BDF adopts new model to increase access to finance

The Business Development Fund (BDF) is changing its business model to address access to finance gap that is said to be responsible for holding back a majority of emerging small- and medium-scale enterprises.

Wednesday, December 10, 2014
A hair dressing school in Kigali. Business development advisors will assist potential entrepreneurs in preparing business plans that are then pre-screened by BRD before submission to banks. (John Mbanda)

The Business Development Fund (BDF) is changing its business model to address access to finance gap that is said to be responsible for holding back a majority of emerging small- and medium-scale enterprises.

The change will see prospective benefiticiaries approach BDF directly for appraisal before projects can be submitted to banks for funding as opposed to an indirect model that has been in use previously that meant delegating roles of appraisal of projects to the banks.

Under the former model, banks would conduct full evaluation and investigation of the project proposals and if they were comfortable with the projects and were willing to finance, but if the client was without sufficient collateral, the bank would write to BDF requesting for supplementary collateral.

Innocent Bulindi, BDF's chief executive, said the direct guarantee model will be implemented with the help of business development advisors at the sector level.

"We have business development advisors at every sector through an arrangement with the Ministry of Trade and Industry where they pay for these services because some SMEs may not be in position to afford the services of consultants to prepare their business plan,” Bulindi told The New Times.

The business development advisors will identify potential entrepreneurs, listen to their pitches on why they would like to borrow and prepare for them their business plans.

The approach to have BDF pre-screen projects before they are taken to the bank for possible funding has been preferred by experts as the institution has a better understanding of the requirements of the banks.

"What happens with the pre-finance process is that we will improve the probability of success for the applicants to get a loan as we better understand the financing requirements and they get to approach banks with a bit of knowledge,” Bulindi said.

Rejected loans

An August 2014 Monetary Policy Report highlighted that over 40 per cent of the loan applications rejected was due to poor business plans.

In the period between December 2013 and June, 4.2 per cent (4,946) loan applications were rejected, which Bulindi considered a significant number.

"The main reasons for rejection were poor repayment capacity due to lack of project profitability (40 per cent),” the Monetary Policy Report showed.

Bulindi said it meant that people were approaching the banks without paying attention to detail.

They have an idea that they have not put up together and polished to make business sense, he said.

Although not the ultimate solution to address the challenges to access to finance, Bulindi said it is part of a solution to create the much desired access to finance ecosystem.

With plans to establish 10 more business development centres to bring them to 17, the model is expected to be operational by January.

Rwanda Development Bank chief executive Alex Kanyankole told The New Times that the model is good news to banks as BDF will have evaluated the projects as well as surety of the guarantee.

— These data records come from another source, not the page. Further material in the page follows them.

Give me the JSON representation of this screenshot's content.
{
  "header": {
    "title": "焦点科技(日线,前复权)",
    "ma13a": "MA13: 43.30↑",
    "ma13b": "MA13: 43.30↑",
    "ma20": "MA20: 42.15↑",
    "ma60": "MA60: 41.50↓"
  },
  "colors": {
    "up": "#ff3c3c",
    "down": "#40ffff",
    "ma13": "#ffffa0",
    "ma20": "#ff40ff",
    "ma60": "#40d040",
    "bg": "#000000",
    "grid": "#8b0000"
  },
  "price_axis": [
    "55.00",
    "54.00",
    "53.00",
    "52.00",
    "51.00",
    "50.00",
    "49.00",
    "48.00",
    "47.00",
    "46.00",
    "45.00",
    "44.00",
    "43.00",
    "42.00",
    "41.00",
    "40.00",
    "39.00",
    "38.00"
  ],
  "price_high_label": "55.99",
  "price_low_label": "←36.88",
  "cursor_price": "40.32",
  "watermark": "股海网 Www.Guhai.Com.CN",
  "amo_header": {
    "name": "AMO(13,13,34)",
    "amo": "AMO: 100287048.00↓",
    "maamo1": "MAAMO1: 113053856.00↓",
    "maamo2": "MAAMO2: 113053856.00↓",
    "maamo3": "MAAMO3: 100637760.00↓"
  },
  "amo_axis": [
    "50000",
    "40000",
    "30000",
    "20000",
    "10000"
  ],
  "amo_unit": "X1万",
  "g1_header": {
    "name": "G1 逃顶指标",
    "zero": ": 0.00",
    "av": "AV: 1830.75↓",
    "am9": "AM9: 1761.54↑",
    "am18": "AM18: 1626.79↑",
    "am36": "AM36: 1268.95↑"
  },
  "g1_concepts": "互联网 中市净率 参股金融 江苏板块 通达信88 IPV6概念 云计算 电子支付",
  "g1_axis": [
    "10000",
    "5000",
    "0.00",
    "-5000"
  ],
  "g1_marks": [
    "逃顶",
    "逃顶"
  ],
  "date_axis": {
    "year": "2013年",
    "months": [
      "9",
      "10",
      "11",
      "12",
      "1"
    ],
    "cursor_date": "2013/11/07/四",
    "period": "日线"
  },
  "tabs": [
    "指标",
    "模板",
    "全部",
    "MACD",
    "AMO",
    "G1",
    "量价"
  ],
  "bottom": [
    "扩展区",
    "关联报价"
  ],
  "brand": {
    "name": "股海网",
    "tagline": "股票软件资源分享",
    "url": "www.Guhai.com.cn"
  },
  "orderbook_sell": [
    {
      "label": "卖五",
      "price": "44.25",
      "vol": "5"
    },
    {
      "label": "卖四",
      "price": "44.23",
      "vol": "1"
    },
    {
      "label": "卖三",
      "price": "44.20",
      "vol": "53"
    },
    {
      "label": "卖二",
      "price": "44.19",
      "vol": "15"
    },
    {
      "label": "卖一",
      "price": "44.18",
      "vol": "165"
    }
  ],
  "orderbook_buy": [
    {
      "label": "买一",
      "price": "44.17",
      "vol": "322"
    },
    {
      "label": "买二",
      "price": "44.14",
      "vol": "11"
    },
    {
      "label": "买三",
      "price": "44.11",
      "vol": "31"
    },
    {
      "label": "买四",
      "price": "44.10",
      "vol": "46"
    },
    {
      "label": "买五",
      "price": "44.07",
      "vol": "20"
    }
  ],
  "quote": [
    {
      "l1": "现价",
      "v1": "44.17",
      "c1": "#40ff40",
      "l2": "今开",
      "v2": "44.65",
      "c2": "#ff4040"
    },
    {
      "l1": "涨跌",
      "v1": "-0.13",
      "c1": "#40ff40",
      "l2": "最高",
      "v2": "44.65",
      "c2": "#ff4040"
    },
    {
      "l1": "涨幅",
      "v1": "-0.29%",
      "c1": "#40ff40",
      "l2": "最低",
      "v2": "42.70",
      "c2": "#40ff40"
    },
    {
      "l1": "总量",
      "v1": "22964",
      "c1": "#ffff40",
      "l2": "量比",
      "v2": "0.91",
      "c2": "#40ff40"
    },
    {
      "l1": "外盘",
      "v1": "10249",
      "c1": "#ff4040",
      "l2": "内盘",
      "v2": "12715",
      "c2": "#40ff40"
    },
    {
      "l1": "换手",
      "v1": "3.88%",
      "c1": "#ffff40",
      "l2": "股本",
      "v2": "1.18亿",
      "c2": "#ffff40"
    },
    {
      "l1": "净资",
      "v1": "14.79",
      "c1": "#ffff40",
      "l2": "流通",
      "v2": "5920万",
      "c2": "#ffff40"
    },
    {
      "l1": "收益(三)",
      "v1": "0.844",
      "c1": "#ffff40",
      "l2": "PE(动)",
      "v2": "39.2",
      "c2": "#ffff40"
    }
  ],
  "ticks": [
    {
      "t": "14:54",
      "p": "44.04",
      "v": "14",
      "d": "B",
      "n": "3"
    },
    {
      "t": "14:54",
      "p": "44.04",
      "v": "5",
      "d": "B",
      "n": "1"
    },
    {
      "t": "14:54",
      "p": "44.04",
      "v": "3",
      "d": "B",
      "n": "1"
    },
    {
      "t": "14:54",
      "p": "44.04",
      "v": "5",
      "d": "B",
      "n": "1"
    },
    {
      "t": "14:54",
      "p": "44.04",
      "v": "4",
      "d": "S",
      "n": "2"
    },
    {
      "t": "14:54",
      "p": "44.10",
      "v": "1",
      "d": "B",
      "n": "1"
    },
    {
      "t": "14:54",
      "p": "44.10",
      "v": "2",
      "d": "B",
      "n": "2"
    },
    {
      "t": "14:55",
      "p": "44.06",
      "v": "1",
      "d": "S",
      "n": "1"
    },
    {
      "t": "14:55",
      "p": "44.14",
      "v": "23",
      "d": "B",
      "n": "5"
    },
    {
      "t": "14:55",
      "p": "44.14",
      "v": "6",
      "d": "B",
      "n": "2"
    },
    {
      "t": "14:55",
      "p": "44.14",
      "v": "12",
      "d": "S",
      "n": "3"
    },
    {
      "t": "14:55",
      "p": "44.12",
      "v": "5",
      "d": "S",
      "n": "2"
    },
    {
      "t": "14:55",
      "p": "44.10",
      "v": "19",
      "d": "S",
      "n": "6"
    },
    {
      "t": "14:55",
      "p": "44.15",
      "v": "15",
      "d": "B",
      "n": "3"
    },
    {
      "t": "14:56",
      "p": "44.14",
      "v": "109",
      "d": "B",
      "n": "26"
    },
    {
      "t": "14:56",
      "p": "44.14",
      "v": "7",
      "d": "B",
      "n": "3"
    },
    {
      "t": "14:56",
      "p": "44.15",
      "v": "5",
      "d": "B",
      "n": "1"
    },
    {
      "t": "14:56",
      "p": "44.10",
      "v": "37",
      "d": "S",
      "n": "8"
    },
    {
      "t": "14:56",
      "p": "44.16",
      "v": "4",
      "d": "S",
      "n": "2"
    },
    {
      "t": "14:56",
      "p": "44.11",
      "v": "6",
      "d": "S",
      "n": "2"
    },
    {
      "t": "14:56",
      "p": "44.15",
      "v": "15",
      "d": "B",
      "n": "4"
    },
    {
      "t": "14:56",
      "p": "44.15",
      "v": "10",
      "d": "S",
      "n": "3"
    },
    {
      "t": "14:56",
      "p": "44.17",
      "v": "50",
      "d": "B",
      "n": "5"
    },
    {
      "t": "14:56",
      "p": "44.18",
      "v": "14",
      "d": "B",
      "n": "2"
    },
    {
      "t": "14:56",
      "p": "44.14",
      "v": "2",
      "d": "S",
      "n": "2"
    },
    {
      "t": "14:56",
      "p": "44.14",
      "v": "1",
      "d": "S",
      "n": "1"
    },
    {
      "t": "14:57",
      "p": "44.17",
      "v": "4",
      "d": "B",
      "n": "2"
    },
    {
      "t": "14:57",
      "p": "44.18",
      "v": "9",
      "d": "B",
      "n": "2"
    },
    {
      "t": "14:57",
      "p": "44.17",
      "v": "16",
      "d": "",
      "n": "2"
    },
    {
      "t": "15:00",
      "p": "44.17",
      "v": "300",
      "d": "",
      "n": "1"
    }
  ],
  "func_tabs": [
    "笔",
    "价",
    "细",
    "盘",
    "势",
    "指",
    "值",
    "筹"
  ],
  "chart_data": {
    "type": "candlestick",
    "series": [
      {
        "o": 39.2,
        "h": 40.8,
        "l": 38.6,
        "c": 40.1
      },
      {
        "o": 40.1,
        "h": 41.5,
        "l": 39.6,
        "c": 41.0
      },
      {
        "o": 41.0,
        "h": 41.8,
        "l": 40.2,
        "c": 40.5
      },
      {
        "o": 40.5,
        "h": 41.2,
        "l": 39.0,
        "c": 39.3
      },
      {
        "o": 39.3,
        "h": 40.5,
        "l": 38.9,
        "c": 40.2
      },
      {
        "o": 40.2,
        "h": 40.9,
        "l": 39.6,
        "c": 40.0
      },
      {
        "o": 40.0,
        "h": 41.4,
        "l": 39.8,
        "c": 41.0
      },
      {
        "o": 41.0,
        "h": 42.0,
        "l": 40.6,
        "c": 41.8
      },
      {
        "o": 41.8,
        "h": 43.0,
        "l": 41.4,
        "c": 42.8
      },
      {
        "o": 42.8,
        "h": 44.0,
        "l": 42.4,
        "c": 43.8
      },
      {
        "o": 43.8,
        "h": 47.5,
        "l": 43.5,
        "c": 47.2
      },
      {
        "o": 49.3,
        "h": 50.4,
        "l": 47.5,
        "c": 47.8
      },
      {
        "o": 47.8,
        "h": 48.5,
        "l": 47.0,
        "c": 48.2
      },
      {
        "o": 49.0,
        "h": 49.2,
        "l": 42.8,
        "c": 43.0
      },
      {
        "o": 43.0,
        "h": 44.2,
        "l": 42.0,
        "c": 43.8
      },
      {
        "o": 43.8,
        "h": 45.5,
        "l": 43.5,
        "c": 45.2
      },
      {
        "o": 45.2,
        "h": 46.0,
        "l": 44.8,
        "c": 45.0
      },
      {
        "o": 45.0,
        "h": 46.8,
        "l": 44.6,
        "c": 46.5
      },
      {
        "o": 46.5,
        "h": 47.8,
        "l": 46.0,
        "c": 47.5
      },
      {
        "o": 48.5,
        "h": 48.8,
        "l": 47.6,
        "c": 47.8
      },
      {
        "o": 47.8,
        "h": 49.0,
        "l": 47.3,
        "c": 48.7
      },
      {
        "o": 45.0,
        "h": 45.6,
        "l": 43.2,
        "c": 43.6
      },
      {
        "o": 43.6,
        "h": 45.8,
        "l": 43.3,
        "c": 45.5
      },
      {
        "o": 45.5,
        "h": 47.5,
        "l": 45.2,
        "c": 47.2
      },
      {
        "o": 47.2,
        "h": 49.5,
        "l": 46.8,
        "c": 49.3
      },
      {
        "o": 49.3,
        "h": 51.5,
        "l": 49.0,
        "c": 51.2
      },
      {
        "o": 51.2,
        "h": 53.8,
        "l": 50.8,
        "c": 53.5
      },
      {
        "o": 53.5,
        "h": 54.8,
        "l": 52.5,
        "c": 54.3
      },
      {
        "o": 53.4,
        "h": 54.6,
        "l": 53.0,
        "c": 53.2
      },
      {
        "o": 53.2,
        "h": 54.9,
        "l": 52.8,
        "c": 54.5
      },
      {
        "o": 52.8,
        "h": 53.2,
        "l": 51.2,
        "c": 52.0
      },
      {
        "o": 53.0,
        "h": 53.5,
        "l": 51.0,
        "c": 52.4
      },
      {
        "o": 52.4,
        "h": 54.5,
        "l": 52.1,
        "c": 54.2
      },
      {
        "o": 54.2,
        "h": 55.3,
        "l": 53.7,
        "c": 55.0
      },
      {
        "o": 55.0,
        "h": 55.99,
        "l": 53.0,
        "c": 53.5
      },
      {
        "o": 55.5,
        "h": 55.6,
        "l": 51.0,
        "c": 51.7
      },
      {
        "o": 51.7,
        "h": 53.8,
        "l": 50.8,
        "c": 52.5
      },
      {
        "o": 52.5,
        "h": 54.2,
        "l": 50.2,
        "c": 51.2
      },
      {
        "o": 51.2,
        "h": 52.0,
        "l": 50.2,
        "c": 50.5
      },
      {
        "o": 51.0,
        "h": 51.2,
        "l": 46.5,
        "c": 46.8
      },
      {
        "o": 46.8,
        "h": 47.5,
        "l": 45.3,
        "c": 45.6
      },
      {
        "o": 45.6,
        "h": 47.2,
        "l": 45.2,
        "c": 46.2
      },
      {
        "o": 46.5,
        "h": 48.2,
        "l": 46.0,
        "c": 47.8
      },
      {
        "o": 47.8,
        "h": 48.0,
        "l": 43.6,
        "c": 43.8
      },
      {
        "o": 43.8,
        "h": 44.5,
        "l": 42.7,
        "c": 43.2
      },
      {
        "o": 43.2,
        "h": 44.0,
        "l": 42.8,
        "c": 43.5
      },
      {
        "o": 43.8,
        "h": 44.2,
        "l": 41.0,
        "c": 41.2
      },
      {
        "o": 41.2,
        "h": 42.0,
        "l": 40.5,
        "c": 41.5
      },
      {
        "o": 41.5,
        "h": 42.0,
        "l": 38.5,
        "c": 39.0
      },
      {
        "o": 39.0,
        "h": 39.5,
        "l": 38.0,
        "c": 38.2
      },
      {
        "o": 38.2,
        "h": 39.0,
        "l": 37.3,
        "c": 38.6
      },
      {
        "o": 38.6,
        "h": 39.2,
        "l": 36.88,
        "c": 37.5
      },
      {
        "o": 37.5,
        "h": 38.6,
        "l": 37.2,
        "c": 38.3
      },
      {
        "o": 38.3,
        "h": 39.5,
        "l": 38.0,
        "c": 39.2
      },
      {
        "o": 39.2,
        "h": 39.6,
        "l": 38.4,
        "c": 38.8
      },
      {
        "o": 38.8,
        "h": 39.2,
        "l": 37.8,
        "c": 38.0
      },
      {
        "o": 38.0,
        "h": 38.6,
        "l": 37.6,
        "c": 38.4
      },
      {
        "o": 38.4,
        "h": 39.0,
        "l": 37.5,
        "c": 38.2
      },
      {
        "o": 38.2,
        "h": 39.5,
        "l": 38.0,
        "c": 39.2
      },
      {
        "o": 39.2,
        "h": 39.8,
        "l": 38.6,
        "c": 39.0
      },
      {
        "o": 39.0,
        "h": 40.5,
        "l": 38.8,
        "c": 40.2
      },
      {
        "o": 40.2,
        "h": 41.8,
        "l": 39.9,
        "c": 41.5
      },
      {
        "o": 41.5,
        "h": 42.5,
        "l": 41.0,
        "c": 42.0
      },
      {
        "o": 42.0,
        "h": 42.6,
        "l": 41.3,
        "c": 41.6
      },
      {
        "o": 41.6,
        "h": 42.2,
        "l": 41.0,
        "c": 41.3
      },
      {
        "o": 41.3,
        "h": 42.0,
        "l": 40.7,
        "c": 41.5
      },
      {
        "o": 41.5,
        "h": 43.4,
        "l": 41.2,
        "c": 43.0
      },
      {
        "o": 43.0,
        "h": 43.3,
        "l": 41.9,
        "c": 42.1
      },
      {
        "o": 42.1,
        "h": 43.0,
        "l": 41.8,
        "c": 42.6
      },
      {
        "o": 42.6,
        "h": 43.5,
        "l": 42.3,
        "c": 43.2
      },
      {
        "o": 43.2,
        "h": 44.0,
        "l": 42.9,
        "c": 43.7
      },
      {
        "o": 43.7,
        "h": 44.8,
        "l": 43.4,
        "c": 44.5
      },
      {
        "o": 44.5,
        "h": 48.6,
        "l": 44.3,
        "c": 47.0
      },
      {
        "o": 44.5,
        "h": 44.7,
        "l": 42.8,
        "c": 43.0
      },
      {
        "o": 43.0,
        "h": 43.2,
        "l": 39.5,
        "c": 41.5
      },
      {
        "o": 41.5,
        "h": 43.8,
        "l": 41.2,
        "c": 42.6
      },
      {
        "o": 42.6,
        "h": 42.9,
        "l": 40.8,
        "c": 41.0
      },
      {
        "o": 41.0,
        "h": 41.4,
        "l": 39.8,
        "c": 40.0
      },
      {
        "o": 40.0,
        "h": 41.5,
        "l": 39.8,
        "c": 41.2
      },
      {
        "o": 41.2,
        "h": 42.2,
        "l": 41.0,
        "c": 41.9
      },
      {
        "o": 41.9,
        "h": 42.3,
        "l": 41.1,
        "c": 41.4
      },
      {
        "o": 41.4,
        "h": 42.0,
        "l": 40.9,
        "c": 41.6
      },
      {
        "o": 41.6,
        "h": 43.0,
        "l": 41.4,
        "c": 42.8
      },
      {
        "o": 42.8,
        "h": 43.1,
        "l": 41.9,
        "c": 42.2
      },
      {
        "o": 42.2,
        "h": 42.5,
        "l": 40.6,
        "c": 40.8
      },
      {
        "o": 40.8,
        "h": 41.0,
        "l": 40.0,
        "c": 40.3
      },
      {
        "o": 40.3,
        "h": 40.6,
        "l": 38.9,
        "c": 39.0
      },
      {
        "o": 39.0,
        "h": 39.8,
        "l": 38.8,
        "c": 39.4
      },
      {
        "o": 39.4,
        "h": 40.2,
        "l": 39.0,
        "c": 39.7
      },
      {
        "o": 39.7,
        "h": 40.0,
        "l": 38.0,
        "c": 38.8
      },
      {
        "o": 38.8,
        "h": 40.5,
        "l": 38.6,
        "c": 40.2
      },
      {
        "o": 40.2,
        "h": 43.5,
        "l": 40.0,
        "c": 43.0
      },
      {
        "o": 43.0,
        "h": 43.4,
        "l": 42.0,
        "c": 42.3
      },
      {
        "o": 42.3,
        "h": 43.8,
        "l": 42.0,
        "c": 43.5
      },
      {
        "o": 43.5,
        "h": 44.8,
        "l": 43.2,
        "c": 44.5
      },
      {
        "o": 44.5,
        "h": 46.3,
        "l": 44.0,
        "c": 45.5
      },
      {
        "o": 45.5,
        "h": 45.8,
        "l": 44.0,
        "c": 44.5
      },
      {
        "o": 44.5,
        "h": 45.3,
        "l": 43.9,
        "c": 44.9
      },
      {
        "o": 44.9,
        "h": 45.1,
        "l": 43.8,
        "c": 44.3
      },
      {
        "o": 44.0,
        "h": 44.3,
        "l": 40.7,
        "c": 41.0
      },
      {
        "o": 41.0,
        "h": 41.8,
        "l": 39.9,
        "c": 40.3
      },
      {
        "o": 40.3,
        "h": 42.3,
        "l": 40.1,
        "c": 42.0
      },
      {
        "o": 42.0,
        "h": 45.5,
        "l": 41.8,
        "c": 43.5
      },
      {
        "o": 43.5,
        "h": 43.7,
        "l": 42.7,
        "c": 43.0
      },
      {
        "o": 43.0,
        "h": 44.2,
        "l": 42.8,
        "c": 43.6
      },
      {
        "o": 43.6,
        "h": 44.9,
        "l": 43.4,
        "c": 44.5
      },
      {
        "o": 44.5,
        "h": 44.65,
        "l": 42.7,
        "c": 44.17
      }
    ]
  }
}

"We expect that this will largely increase access to finance as well as capacities of small and medium enterprises,” he said.

Kanyankole said some business ideas presented to banks lack a logical framework of implementation, hence the complaints of lack of finance.

"We need a multifaceted approach that will address issues of skills and business management making access to finance easier. All banks are willing to give out money; it is just that there is an element of risks with lack of business management skills one of them,”Kanyankole said.